Berners-Lee sketches out plan for gov't data

Raw government data should be published using open formats to enable mash-ups, according to the inventor of the world wide web
Written by Tom Espiner, Contributor

World wide web inventor Sir Tim Berners-Lee has published advice as to how more government data can be made available online.

In a paper on Thursday, Berners-Lee said that the government should "start with low-hanging fruit", by publishing raw data.

"Whatever else, the raw data should be made available as soon as possible," wrote Berners-Lee. "Preferably, it should be put up as Linked Data."

The characteristics of Linked Data, according to Berners-Lee, are that the data is open format; it is modular, so it can be mashed up; and it is scalable, so more modules can be added. The data can then be linked to outside sources, and finally, user interfaces can be devised, according to the paper.

He also recommened that the Linked Data be presented in the resource description format (RDF), he added.
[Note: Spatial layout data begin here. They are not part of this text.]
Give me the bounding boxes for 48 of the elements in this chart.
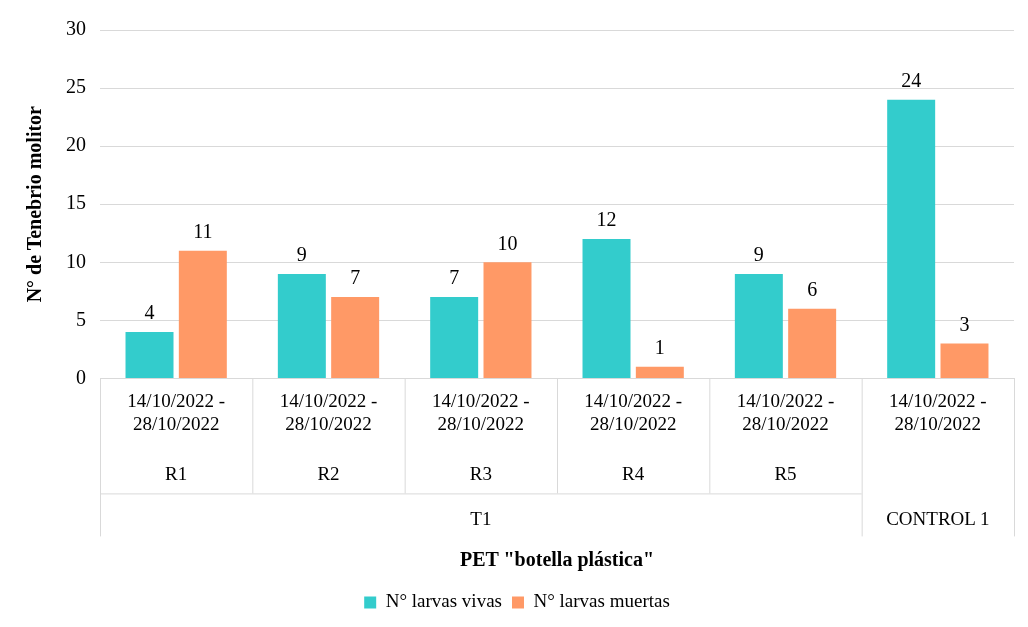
y-tick-label: 30	[66, 17, 86, 40]
data-label: 3	[959, 312, 970, 335]
bar	[277, 273, 326, 378]
bar	[125, 331, 174, 378]
x-tick-label: 14/10/2022 - 28/10/2022	[279, 389, 378, 434]
text: R1	[165, 463, 188, 485]
data-label: 9	[296, 243, 307, 266]
y-axis-title: N° de Tenebrio molitor	[23, 105, 46, 303]
y-tick-label: 0	[76, 365, 86, 388]
text: PET "botella plástica"	[459, 547, 655, 571]
text: R3	[469, 463, 492, 485]
x-tick-label: 14/10/2022 - 28/10/2022	[584, 389, 682, 434]
bar	[887, 99, 936, 378]
y-tick-label: 25	[66, 75, 86, 98]
y-tick-label: 5	[76, 307, 86, 330]
data-label: 12	[596, 208, 617, 231]
bar	[331, 297, 380, 378]
text: R2	[317, 463, 340, 485]
bar	[178, 250, 227, 378]
legend-label: N° larvas vivas	[385, 590, 502, 612]
x-tick-label: 14/10/2022 - 28/10/2022	[127, 389, 225, 434]
y-tick-label: 20	[66, 133, 86, 156]
x-tick-label: 14/10/2022 - 28/10/2022	[736, 389, 835, 434]
data-label: 6	[807, 277, 818, 300]
bar	[430, 297, 479, 378]
bar	[635, 366, 684, 378]
y-tick-label: 10	[66, 249, 86, 272]
data-label: 1	[654, 336, 665, 359]
data-label: 24	[901, 68, 922, 91]
text: T1	[470, 508, 492, 530]
data-label: 10	[497, 231, 518, 254]
text: R5	[774, 463, 797, 485]
text: CONTROL 1	[886, 508, 990, 530]
bar	[483, 262, 532, 378]
data-label: 7	[449, 266, 460, 289]
y-tick-label: 15	[66, 191, 86, 214]
x-tick-label: 14/10/2022 - 28/10/2022	[889, 389, 987, 434]
x-tick-label: 14/10/2022 - 28/10/2022	[432, 389, 530, 434]
data-label: 7	[350, 266, 361, 289]
data-label: 11	[193, 219, 213, 242]
text: R4	[622, 463, 645, 485]
bar	[940, 343, 989, 378]
bar	[788, 308, 837, 378]
bar	[582, 239, 631, 378]
bar	[734, 273, 783, 378]
data-label: 4	[144, 301, 155, 324]
data-label: 9	[753, 243, 764, 266]
legend-label: N° larvas muertas	[533, 590, 670, 612]
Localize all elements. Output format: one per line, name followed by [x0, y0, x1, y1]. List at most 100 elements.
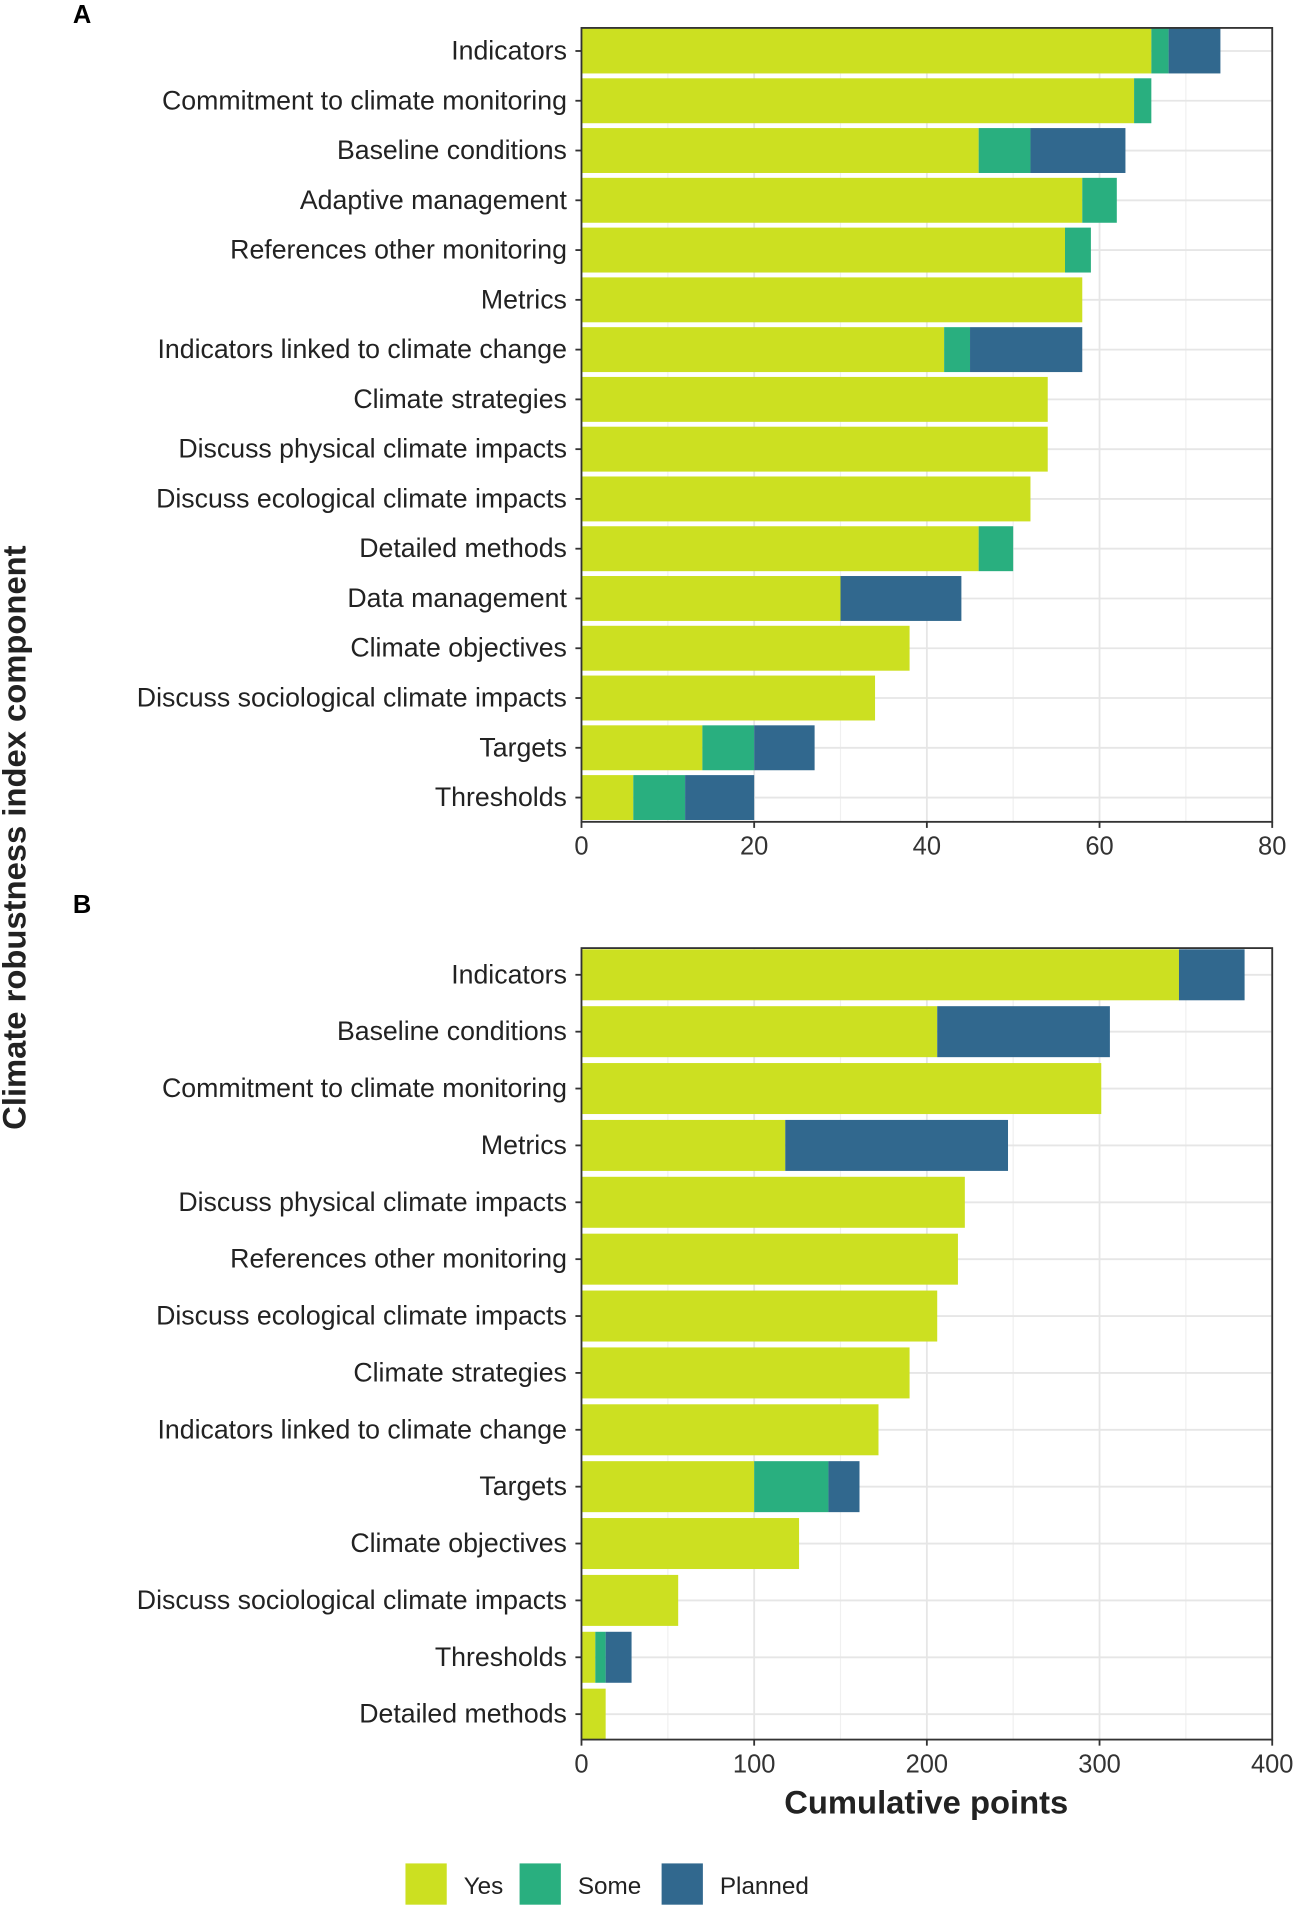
- legend-item-planned: Planned: [661, 1863, 809, 1905]
- category-label: Climate objectives: [350, 633, 567, 663]
- category-label: Discuss physical climate impacts: [178, 1187, 567, 1217]
- bar-yes: [581, 1119, 786, 1171]
- panel-a: Indicators Commitment to climate monitori…: [137, 27, 1286, 861]
- bar-yes: [581, 526, 979, 572]
- bar-some: [754, 1461, 829, 1513]
- bar-yes: [581, 576, 841, 621]
- bar-yes: [581, 1518, 800, 1570]
- category-label: Commitment to climate monitoring: [162, 85, 567, 115]
- x-tick-label: 40: [913, 833, 941, 861]
- category-label: References other monitoring: [230, 1244, 567, 1274]
- bar-planned: [828, 1461, 860, 1513]
- legend-key: [519, 1863, 561, 1905]
- bar-yes: [581, 1461, 755, 1513]
- category-label: Discuss sociological climate impacts: [137, 1585, 567, 1615]
- bar-planned: [685, 775, 755, 821]
- bar-some: [595, 1631, 606, 1683]
- category-label: Indicators: [451, 35, 567, 65]
- bar-yes: [581, 227, 1065, 273]
- x-tick-label: 0: [574, 1750, 588, 1778]
- bar-some: [633, 775, 686, 821]
- bar-some: [702, 725, 755, 771]
- bar-yes: [581, 725, 703, 771]
- category-label: Climate strategies: [353, 384, 567, 414]
- category-label: Metrics: [481, 284, 567, 314]
- legend: Yes Some Planned: [405, 1863, 809, 1905]
- bar-planned: [937, 1006, 1110, 1058]
- bar-yes: [581, 1176, 965, 1228]
- bar-yes: [581, 1290, 938, 1342]
- bar-planned: [1030, 128, 1126, 173]
- category-label: Discuss sociological climate impacts: [137, 683, 567, 713]
- bar-yes: [581, 1688, 606, 1740]
- bar-yes: [581, 1574, 679, 1626]
- bar-yes: [581, 376, 1048, 422]
- legend-item-some: Some: [519, 1863, 641, 1905]
- bar-yes: [581, 177, 1083, 223]
- legend-label: Planned: [720, 1873, 809, 1900]
- category-label: Baseline conditions: [337, 1016, 567, 1046]
- bar-yes: [581, 1631, 596, 1683]
- bar-yes: [581, 1233, 958, 1285]
- bar-yes: [581, 1404, 879, 1456]
- category-label: Baseline conditions: [337, 135, 567, 165]
- category-label: Targets: [479, 1471, 567, 1501]
- x-tick-label: 80: [1258, 833, 1286, 861]
- category-label: Commitment to climate monitoring: [162, 1073, 567, 1103]
- x-tick-label: 20: [740, 833, 768, 861]
- category-label: Targets: [479, 732, 567, 762]
- bar-planned: [970, 327, 1083, 373]
- bar-planned: [1168, 28, 1221, 74]
- bar-some: [1082, 177, 1117, 223]
- category-label: Adaptive management: [300, 185, 568, 215]
- category-label: Indicators linked to climate change: [157, 1414, 566, 1444]
- bar-some: [1064, 227, 1091, 273]
- category-label: References other monitoring: [230, 235, 567, 265]
- panel-label-a: A: [73, 1, 91, 29]
- category-label: Climate objectives: [350, 1528, 567, 1558]
- bar-some: [1151, 28, 1169, 74]
- category-label: Metrics: [481, 1130, 567, 1160]
- category-label: Data management: [347, 583, 567, 613]
- x-axis-title: Cumulative points: [784, 1784, 1068, 1821]
- category-label: Discuss ecological climate impacts: [156, 1301, 567, 1331]
- category-label: Discuss physical climate impacts: [178, 434, 567, 464]
- bar-yes: [581, 949, 1179, 1001]
- x-tick-label: 100: [733, 1750, 776, 1778]
- category-label: Detailed methods: [359, 533, 567, 563]
- x-tick-label: 200: [906, 1750, 949, 1778]
- bar-yes: [581, 775, 634, 821]
- legend-item-yes: Yes: [405, 1863, 504, 1905]
- bar-some: [978, 526, 1014, 572]
- bar-planned: [1178, 949, 1245, 1001]
- category-label: Indicators linked to climate change: [157, 334, 566, 364]
- category-label: Discuss ecological climate impacts: [156, 483, 567, 513]
- y-axis-title: Climate robustness index component: [0, 545, 32, 1130]
- bar-yes: [581, 277, 1083, 323]
- legend-key: [405, 1863, 447, 1905]
- bar-planned: [840, 576, 962, 621]
- x-tick-label: 0: [574, 833, 588, 861]
- panel-label-b: B: [73, 891, 91, 919]
- bar-yes: [581, 1063, 1102, 1115]
- category-label: Climate strategies: [353, 1357, 567, 1387]
- bar-some: [944, 327, 971, 373]
- bar-planned: [785, 1119, 1009, 1171]
- bar-planned: [605, 1631, 632, 1683]
- category-label: Detailed methods: [359, 1699, 567, 1729]
- legend-label: Yes: [464, 1873, 504, 1900]
- bar-yes: [581, 675, 876, 721]
- category-label: Thresholds: [435, 782, 567, 812]
- bar-yes: [581, 28, 1152, 74]
- bar-yes: [581, 426, 1048, 472]
- bar-yes: [581, 476, 1031, 522]
- bar-yes: [581, 625, 910, 671]
- bar-some: [1134, 78, 1152, 124]
- x-tick-label: 300: [1078, 1750, 1121, 1778]
- category-label: Indicators: [451, 959, 567, 989]
- panel-b: Indicators Baseline conditions Commitment …: [137, 947, 1293, 1778]
- legend-key: [661, 1863, 703, 1905]
- bar-yes: [581, 327, 945, 373]
- bar-yes: [581, 1347, 910, 1399]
RDF brings together a number of metadata web specifications developed by the World Wide Web Consortium (W3C), an international standards organisation set up by Berners-Lee.

In addition, Berners-Lee suggested that data now found in relational databases should be delivered in a form where it can be accessed using open-source tools such as D2RServer and Triplify. Spreadsheets should be converted to RDF using W3C tools.

Mashups of government data could provide useful information, he said. For example, data on health care expenditures for an area could be combined with data about the characteristics of the population, to assess the effectiveness government programs. However, Berners-Lee said that privacy was also important.

"This article does not suggest that all data should be made public, nor does it discuss issues with anonymisation of data," wrote Berners-Lee. "Systems where [personally identifiable information] is an issue will probably not be an early choice when selecting those to put on the web."

Berners-Lee published the report in his capacity of adviser to the Cabinet Office. He was appointed by the government earlier this month to oversee the initial implementation of recommendations from the government's Power of Information report.